Nel suo Glossario del dialetto guardiese Emidio Vitacolonna ci ricorda che «nei tempi passati chi non onorava i debiti veniva condannato a dare "lu cule a lu tùmmele" in pubblica piazza».

L’espressione ricorreva di frequente nella bocca dei guardiesi più anziani mentre la curiosità dei più giovani veniva soddisfatta con risposte che non andavano al di là di quanto indicato nel Glossario. Di cosa si trattava, in effetti?

Il piccolo mistero è legato ad una condanna che veniva inflitta a chi, come detto, non onorava i debiti ed era comunemente nota come “pietra del vituperio” (lu tùmele).

Occorre dire che dai tempi antichi non onorare un debito è ritenuto colpa particolarmente grave. Stando alle Leggi delle XII Tavole (V sec. a.C.) i creditori non soddisfatti potevano uccidere o ridurre in schiavitù il debitore.

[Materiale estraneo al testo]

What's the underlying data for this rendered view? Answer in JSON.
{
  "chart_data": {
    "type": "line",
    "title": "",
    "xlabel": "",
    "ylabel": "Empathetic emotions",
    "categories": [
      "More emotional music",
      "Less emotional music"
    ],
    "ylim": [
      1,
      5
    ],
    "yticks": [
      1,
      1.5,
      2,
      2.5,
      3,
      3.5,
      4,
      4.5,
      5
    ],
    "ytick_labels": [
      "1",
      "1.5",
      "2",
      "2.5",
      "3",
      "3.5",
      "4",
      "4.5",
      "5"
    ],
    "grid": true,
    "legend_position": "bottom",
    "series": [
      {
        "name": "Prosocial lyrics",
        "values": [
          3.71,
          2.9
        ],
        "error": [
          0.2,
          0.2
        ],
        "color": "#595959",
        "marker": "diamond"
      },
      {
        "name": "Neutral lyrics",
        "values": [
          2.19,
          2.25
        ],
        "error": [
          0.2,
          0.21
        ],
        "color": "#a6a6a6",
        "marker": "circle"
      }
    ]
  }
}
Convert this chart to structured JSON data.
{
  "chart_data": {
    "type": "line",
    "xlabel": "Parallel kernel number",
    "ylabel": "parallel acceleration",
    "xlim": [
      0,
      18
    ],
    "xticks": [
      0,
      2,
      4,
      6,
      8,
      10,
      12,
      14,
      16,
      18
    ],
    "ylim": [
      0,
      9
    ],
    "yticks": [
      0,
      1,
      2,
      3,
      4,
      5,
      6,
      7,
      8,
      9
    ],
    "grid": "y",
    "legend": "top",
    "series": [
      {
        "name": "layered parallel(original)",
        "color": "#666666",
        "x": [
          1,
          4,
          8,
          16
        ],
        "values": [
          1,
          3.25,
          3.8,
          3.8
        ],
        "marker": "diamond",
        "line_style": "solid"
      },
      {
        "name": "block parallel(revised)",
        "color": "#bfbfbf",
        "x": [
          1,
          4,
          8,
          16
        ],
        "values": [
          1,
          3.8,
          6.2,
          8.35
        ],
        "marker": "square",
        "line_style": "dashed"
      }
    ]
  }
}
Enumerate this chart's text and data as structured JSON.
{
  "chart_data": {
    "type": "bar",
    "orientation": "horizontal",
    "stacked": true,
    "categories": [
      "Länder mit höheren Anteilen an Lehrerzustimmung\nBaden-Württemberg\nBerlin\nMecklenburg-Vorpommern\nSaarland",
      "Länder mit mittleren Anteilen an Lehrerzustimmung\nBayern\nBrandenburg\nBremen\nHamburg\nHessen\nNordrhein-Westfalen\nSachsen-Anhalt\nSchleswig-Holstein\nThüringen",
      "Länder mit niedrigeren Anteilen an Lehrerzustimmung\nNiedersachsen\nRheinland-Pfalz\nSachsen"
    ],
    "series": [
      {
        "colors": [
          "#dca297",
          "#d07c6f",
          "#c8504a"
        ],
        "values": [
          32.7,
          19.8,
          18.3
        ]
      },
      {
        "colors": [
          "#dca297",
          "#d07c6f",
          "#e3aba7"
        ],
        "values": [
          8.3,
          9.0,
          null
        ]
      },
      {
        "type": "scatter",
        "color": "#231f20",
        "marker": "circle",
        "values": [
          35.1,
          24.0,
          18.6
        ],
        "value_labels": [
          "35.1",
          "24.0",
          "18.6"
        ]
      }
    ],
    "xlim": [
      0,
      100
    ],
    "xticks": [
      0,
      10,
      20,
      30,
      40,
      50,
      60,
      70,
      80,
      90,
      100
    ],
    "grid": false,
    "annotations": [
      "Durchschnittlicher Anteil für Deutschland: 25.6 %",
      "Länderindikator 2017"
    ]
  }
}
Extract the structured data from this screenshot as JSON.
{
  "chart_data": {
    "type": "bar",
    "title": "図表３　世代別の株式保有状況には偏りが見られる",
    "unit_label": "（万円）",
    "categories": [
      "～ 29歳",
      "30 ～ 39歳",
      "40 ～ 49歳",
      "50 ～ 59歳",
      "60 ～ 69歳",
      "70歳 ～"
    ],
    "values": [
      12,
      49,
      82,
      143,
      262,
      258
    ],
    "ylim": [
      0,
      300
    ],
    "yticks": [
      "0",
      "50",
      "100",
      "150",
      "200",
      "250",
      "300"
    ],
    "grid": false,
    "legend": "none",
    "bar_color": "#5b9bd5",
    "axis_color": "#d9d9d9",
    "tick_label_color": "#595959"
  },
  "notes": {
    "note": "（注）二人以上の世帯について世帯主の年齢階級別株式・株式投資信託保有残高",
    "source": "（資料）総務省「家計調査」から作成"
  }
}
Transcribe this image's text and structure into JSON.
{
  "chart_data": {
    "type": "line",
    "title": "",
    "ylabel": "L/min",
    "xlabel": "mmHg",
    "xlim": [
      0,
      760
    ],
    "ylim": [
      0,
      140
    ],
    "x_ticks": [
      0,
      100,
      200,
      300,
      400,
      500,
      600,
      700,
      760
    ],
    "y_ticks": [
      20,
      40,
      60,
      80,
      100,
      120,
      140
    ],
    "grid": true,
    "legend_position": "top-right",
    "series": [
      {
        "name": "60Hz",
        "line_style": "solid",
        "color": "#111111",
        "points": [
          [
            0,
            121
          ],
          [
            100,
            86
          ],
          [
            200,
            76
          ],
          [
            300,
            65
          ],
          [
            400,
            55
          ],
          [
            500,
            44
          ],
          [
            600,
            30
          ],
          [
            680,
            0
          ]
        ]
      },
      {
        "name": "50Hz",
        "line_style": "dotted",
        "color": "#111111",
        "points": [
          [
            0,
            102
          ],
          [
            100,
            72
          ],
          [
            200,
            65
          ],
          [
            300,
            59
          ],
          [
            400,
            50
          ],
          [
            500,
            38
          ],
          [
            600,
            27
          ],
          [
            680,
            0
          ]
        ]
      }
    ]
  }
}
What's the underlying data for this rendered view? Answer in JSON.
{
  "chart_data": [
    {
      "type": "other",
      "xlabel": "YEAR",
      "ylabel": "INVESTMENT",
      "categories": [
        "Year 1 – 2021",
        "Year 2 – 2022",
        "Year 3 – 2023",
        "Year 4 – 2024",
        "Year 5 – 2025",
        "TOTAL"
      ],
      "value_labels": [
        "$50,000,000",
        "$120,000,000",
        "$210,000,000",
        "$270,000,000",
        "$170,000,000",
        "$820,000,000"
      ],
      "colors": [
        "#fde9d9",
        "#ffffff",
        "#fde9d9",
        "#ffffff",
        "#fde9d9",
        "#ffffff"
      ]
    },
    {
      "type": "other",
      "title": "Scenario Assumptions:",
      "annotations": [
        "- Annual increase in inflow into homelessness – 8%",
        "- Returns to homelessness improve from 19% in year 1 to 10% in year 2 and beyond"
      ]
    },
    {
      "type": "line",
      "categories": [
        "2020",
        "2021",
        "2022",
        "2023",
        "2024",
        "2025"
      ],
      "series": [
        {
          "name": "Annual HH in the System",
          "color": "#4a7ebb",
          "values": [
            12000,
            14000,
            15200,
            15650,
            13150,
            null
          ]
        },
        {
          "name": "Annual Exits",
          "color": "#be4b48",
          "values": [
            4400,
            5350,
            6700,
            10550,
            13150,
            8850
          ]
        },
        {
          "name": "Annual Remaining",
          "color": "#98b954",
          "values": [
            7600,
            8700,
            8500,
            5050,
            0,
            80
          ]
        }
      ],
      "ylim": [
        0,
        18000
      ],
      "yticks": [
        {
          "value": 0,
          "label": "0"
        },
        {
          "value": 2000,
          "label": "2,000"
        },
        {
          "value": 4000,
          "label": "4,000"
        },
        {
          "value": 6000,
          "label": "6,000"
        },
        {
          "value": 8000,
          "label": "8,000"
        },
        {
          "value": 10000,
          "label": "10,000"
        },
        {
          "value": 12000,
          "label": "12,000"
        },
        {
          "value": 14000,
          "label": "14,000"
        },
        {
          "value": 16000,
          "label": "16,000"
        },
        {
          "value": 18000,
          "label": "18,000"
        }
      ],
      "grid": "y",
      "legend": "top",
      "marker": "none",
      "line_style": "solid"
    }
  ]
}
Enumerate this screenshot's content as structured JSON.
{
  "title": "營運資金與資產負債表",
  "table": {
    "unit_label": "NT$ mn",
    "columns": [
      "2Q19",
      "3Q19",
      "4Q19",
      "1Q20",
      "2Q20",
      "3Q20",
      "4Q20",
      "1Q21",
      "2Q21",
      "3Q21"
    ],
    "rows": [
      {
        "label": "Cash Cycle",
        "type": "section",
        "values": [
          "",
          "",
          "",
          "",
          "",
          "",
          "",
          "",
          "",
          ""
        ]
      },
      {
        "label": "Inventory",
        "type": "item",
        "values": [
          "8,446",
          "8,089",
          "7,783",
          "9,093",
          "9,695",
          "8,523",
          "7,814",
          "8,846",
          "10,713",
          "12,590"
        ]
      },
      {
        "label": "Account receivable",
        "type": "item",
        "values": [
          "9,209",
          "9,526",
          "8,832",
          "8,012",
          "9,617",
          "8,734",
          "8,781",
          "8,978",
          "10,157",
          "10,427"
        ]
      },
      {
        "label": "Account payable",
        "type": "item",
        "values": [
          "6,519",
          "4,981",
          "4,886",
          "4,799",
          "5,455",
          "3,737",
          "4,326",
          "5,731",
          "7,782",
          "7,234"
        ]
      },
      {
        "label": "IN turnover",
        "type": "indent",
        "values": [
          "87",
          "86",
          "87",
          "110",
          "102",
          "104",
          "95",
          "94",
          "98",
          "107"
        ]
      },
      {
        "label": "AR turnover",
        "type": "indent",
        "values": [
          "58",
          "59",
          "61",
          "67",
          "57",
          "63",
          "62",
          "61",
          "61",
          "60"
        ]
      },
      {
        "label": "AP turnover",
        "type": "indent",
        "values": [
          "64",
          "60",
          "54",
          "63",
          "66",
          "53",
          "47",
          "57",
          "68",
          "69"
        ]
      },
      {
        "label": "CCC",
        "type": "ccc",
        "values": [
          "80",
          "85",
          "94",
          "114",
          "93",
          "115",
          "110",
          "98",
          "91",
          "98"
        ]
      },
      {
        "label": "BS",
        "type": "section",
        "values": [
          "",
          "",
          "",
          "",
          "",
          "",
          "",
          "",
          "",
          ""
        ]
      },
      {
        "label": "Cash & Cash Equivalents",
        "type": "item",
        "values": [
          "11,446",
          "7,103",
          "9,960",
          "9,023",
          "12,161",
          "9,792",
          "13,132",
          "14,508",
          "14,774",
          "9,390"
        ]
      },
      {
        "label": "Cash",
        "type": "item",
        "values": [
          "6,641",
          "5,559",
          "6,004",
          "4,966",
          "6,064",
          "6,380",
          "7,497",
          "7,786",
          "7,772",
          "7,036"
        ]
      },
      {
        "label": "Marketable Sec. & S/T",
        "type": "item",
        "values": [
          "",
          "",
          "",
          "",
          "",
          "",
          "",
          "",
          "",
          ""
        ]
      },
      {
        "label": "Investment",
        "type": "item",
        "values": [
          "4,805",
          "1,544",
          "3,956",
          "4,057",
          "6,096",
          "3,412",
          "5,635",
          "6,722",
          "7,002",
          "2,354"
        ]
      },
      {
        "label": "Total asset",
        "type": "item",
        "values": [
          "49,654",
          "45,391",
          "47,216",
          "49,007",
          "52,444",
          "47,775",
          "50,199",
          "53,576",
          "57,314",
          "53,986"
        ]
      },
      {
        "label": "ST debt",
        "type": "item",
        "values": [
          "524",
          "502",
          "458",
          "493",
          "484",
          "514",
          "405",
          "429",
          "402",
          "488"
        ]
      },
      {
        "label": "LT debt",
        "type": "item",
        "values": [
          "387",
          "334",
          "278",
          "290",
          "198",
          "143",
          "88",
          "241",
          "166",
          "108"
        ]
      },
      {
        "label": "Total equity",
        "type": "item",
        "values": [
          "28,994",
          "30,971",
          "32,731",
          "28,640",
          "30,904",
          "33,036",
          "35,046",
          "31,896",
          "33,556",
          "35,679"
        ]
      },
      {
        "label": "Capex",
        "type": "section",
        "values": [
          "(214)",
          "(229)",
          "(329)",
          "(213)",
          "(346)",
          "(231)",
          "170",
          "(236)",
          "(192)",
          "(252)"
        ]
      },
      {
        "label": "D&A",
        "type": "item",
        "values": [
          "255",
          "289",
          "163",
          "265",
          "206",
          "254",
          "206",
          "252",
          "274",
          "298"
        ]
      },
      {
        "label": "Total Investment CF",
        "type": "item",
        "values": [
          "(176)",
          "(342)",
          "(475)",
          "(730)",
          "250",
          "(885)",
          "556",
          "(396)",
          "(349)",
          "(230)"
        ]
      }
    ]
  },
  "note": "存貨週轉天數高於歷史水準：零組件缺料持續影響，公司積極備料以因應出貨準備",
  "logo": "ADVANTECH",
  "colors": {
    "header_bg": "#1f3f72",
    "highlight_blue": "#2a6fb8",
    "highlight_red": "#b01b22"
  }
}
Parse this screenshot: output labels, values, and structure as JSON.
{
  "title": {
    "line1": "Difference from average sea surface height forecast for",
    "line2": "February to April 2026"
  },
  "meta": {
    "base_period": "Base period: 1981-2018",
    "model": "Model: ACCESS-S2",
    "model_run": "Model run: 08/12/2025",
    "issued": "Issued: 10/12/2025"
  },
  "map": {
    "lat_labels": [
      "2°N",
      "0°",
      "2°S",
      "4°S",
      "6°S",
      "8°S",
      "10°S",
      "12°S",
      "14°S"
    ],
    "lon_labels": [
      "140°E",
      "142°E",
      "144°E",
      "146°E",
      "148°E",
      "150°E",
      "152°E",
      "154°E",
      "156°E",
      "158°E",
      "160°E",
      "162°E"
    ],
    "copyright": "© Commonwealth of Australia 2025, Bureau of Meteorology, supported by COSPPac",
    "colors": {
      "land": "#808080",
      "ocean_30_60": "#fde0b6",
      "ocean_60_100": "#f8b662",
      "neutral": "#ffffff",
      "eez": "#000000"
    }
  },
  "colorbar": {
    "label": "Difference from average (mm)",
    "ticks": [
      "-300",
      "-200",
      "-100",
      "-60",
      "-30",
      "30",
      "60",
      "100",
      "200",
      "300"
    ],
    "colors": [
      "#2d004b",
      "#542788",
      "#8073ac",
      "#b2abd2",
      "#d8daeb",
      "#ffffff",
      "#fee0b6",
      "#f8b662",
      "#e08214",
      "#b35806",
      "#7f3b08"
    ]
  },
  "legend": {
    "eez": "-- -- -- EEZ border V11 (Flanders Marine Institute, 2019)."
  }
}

Fu Giulio Cesare a istituire la pena alternativa della “pietra dello scandalo”, una grossa pietra posta in prossimità del Campidoglio sulla quale i debitori procedevano alla svendita immediata di tutti i propri averi a favore dei creditori. L’operazione si eseguiva con una pubblica umiliazione consistente nella “cessione dei beni a natiche nude sopra una pietra” (“bonorum cessio culo nudo super lapidem”). Il debitore insolvente annunciava ad alta voce l’intenzione di svendere tutti i suoi beni e contemporaneamente si sedeva violentemente per tre volte sulla pietra. Distribuito il ricavato ai creditori, la colpa era considerata estinta ma l’eco della particolare pena faceva sì che il condannato non avesse più possibilità di credito in città.

Pietra del vituperio a PescocostanzoQuesta particolare pena tradizionale attraversò i secoli fino a tempi relativamente recenti: ne restano tracce fino al XVIII secolo e in alcune aree del meridione d’Italia anche oltre! Ogni città aveva la sua “pietra del vituperio”, secondo la nuova denominazione, e su di essa si eseguiva il rituale della “acculattata”.

È importante precisare che nel Medioevo si tornò in molti territori alla spoliazione dei beni accompagnata da pene corporali anche estreme, tant’è che una bolla di papa Pio V, nel 1570, stabiliva la pena capitale per i bancarottieri. Tuttavia, a mano a mano, si estendeva anche il ritorno all’acculattata sulla pietra del vituperio.

A Padova, Sant’Antonio, consapevole del gran numero di cittadini rovinati dall’usura, ottenne nel 1231 la modifica dello Statuto Comunale recuperando la pena dell’acculattata in sostituzione del carcere perpetuo.

Negli ultimi secoli il diritto fallimentare ha superato questa pena pittoresca che però è rimasta nella memoria popolare che parla ancora di “da’ lu cule a lu tùmele”.

Ma di tutto questo non c’è solo memoria nella tradizione: ci sono ancora conservate pietre del vituperio in alcune località italiane. Quella che vi mostriamo, una pietra alta circa 80 cm con diametro di circa 70, si trova, tra l’indifferenza generale, ai piedi della scalinata di S. Maria del Colle, in pieno centro a Pescocostanzo!